# New poodle pictures! (and one of us is not like the other)



## Aidan (Mar 4, 2009)

I went to the park today..so beautiful out..and took some photos of Vega and Dodger, also took Loki along with us and wow I got some really great photos of him. He was the puppy found in the sams club parking long a few months ago and he's turned out to be quite an amazing dog! Someone definitely tossed away a true gem!


----------



## KPoos (Aug 29, 2009)

You have very beautiful dogs. The rescue pup is turning out to be very beautiful.


----------



## FUZBUTZ (Aug 23, 2008)

Aidan, all of your fur kids are simply gorgeous, and yes it does seem that somebody tossed away a true gem when they abandoned Locki. I think that he was very lucky that you happened upon him the way that you did. I think that it was meant to be. Just think back when you found him, you were not planning on keeping him, if I remember right? Sounds to me like you found yourself a true keeper, when you found Locki. Again want to say that ALL of your dogs look great. I usually do not care for the shaved ears on poodles, but on Doger and Vega it looks very classy, nice job.


----------



## Olie (Oct 10, 2009)

KPoos said:


> You have very beautiful dogs. The rescue pup is turning out to be very beautiful.


Agree - clearly it was meant to be


----------



## WonderPup (Oct 26, 2008)

I'm jealous, we're still have crappy tropical storm weather here. Wish I could have gone to the park today ROFL. 

I just adore those two pictures with the dogs together. Kudo's to you for getting them to sit still on such a nice day! How old is Loki now? What are the ears done with again? Did you just re-do them? They look so smooth and pretty, love it.


----------



## Aidan (Mar 4, 2009)

I did Dodger's ears with a 5 and Vega's with a 10, for some reason (and don't have me explain it, lol) a 5 looked weird on Vega's ears, i could NOT get it to look even and smooth so I took a 10 blade to them..lol

You should have seen Vega throwing his head about I guess trying to figure out what was missing!

Thank you for the compliments, we never did plan on keeping Loki, but he's just been such a good boy. He was potty trained in no time, sleeps soundly in his crate and goes straight in it when we tell him to "go night night", doesn't leave me side if he's off a leash, is friendly with other dogs and people but could really care less about them as well, they dont excite or entertain him...if vega was off leash and a person strolled by he'd have to go investigate and see what they were doing and Loki doesn't care, it's too much effort to move and have to go check things out, lol. He's a lazy bum, but he's my lazy bum 

They all actually do sit and stay very well on command, Vega's main distraction is joggers...he wants to go run WITH them and sometimes demands to do so.


----------



## Fluffyspoos (Aug 11, 2009)

They look DARLING! I loooove the short ears. Are you growing out Dodgers feet?


----------



## Aidan (Mar 4, 2009)

shhhh no lol i'm just lazy lately.... rofl

I did Vegas and then i was like ugh...no more feet.


----------



## Fluffyspoos (Aug 11, 2009)

Hehe, she'll be okay until you're feeling up to it again!
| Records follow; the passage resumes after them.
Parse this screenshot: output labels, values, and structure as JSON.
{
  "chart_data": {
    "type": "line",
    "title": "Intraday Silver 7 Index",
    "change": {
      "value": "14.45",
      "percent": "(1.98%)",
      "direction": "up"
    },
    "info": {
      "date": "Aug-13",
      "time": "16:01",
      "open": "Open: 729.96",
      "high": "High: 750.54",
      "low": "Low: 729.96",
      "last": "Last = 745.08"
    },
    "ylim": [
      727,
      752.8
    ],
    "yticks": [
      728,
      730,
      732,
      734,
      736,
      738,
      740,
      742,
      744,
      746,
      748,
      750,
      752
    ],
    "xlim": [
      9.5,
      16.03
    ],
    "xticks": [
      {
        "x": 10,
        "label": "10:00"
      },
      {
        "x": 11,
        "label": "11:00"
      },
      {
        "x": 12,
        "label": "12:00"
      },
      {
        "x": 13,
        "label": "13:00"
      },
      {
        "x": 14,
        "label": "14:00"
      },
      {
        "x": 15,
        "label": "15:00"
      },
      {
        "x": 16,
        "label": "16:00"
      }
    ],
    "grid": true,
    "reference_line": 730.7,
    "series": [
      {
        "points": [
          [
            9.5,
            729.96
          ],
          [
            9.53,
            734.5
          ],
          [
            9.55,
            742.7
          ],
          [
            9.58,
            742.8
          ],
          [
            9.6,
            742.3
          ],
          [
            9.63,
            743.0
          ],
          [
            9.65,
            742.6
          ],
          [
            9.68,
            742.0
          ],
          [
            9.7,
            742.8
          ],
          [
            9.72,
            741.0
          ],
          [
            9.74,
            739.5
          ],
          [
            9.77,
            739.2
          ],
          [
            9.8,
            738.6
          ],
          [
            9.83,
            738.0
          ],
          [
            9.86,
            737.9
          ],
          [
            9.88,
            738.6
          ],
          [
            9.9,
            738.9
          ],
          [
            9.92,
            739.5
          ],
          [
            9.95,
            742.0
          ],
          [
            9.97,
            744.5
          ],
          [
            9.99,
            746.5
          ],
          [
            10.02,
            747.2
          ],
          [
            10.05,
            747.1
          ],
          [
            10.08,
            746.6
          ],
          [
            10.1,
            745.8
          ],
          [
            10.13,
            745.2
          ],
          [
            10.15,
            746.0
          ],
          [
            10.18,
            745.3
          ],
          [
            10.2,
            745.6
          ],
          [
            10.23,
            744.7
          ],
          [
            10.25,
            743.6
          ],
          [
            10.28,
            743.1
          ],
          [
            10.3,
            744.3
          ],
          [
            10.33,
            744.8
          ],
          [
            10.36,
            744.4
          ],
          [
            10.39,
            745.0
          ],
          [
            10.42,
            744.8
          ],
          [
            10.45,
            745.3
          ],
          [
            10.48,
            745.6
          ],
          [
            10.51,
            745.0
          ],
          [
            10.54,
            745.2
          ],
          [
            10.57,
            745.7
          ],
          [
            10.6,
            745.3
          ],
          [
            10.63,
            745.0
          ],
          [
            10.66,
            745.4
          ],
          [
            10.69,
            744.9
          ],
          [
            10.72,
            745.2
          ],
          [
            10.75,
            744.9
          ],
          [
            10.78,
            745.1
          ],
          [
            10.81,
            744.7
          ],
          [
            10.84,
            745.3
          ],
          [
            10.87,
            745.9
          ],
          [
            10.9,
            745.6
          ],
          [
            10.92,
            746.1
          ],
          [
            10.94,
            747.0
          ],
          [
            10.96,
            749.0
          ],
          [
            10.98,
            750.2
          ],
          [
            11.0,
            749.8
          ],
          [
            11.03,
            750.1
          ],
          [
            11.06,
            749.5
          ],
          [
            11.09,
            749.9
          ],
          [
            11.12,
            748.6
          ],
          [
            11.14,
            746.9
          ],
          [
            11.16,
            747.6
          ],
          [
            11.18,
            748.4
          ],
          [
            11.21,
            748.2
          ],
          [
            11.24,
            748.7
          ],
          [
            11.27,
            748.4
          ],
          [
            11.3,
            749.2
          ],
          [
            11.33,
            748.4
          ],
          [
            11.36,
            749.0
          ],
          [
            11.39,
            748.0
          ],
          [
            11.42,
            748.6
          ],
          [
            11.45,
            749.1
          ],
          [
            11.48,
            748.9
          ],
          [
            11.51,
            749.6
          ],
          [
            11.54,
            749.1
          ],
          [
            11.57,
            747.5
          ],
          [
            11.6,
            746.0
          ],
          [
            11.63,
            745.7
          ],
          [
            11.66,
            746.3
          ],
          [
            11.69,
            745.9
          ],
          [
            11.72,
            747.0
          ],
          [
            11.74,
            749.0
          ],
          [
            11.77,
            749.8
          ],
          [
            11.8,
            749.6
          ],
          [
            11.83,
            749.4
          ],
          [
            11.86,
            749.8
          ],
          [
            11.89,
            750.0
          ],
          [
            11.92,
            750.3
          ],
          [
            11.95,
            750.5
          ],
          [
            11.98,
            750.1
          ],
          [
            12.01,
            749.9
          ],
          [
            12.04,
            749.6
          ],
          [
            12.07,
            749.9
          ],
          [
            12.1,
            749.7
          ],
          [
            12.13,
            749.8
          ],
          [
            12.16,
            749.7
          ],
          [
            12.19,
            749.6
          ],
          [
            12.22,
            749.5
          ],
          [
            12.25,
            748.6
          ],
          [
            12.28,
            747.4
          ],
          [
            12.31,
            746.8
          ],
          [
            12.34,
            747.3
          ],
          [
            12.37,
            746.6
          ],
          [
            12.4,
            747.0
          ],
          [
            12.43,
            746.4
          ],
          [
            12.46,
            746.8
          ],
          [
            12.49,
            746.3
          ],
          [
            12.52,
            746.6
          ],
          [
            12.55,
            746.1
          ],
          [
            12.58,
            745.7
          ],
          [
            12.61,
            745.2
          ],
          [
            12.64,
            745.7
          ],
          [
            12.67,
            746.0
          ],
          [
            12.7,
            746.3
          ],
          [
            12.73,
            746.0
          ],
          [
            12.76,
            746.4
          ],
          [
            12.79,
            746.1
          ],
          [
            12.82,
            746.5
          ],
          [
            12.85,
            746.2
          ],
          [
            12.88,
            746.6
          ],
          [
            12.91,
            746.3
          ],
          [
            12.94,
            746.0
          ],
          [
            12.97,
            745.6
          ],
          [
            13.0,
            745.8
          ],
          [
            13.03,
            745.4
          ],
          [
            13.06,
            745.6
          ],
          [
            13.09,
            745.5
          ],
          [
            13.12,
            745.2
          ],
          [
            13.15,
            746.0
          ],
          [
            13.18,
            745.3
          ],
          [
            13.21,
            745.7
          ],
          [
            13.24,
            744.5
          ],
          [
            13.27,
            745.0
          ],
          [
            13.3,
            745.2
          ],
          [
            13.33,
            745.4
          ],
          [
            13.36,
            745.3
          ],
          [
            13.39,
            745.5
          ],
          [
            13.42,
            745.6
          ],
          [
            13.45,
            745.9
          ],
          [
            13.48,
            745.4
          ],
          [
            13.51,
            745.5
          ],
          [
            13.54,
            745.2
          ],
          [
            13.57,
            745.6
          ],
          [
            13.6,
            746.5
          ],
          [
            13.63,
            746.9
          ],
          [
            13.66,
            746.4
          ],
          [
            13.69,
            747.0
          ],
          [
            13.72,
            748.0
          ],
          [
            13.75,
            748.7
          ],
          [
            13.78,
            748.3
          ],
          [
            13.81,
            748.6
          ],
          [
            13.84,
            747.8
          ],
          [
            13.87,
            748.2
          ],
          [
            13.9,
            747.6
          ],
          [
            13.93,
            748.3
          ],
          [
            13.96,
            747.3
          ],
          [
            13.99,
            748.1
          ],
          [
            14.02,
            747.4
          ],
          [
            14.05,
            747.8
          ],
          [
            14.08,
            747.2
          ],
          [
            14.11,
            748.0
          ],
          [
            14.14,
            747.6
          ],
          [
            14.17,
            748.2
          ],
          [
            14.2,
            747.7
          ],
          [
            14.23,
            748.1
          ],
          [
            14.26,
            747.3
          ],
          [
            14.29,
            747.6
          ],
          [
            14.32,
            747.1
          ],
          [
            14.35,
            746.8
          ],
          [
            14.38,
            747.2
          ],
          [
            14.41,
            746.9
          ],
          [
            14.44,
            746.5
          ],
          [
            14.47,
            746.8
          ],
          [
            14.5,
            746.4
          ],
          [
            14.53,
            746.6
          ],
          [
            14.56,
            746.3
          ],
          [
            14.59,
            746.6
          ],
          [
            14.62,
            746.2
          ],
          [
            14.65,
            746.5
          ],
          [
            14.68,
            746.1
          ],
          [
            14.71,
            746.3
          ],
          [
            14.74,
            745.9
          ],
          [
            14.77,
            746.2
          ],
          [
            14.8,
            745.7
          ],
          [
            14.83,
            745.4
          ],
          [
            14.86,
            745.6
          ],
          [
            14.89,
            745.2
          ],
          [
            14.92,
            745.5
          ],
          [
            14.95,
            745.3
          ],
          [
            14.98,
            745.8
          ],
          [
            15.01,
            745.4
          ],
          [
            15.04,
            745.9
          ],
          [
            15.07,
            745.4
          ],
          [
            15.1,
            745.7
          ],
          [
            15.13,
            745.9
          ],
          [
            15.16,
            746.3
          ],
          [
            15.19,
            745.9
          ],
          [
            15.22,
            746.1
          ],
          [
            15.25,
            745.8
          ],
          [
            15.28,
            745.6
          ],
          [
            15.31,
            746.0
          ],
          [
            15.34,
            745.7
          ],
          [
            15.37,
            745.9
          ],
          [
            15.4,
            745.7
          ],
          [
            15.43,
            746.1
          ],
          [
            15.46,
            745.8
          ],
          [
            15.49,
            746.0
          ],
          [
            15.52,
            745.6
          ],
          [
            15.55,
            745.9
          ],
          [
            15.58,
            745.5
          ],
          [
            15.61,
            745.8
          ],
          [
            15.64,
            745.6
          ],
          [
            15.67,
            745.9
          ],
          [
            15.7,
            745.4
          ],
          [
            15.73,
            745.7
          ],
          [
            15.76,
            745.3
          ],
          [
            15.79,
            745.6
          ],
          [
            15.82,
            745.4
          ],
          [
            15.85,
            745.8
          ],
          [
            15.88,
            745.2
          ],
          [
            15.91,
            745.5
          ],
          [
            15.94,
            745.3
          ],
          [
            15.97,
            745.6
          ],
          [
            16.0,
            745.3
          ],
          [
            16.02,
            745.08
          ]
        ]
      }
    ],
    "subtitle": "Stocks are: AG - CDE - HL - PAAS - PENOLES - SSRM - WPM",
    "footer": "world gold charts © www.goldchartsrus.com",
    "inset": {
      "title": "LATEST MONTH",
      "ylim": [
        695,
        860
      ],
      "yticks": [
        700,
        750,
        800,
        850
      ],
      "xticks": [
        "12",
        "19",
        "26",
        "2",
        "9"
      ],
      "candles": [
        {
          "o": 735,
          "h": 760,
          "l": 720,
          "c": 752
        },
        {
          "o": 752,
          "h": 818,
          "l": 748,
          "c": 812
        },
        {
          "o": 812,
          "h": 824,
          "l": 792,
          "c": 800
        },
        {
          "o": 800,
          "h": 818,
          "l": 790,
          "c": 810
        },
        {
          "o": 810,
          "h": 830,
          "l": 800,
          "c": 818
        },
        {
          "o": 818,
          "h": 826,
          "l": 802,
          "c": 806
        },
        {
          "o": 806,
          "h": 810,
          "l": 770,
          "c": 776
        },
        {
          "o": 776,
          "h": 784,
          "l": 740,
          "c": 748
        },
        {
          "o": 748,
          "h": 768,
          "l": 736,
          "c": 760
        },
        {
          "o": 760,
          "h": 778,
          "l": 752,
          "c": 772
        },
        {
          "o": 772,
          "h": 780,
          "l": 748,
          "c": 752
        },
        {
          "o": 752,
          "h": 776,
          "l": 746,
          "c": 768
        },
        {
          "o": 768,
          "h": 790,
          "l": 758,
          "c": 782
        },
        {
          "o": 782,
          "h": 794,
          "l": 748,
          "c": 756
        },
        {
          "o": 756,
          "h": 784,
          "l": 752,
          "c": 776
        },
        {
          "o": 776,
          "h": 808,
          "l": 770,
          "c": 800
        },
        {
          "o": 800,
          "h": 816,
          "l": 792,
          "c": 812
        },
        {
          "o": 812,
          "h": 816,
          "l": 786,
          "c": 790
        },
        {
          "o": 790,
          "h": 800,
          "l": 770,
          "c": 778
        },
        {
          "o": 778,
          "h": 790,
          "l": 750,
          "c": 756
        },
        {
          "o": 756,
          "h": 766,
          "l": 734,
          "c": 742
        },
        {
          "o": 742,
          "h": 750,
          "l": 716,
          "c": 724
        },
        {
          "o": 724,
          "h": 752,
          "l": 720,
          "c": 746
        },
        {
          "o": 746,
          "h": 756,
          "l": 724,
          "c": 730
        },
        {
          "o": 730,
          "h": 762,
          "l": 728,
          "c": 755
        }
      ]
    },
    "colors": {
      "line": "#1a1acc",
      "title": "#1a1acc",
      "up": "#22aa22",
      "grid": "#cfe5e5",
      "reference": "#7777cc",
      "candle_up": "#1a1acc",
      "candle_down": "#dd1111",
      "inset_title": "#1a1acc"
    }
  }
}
Is Vega a blue? I know he's still young, but he doesn't have the brownish tink that growing silvers get.


----------



## Aidan (Mar 4, 2009)

Yep, Vega is a blue at least that's what his breeder said he was.


----------



## plumcrazy (Sep 11, 2009)

Ok... I had to interject here... I've enjoyed the pictures (beautiful kids, by the way) and read the comments, but my mind keeps singing the Sesame Street song about "three of these things belong together, three of these things are kind of the same..." I CAN'T GET IT OUT OF MY HEAAAAAAAD!!!  OK, better now... carry on!


----------



## Aidan (Mar 4, 2009)

lol and that's where the title came from! I'm glad someone noticed.


----------



## roxy25 (Dec 18, 2008)

Awesome pictures !


----------



## amerique2 (Jun 21, 2009)

Great looking family!


----------



## Mandycasey'smom (Jan 3, 2009)

LOL on the feet We moved Oct 9 then I got sick and well you guessed it dogs looked like crap. Mandy got a shave down she looks ok in the bikini but I worked on Casey even though still took 3 inches off him but skipped the feet.
Other night I got him up there and WOW I was ashamed. He know has poodle feet again.


Your dogs look awsome I love the look of shaved ears and did Caseys once and was tld to never do that again he he. They take forever to grow back to I think it was almost a year now


----------



## Pamela (Sep 9, 2008)

awww they are sooo cute! the silver beige looks just like my Teddy - how old? Teddy is more silver now but he is 4.


----------



## g8dhorse7 (Oct 30, 2009)

Your babies are GORGEOUS! Beautiful pictures.


----------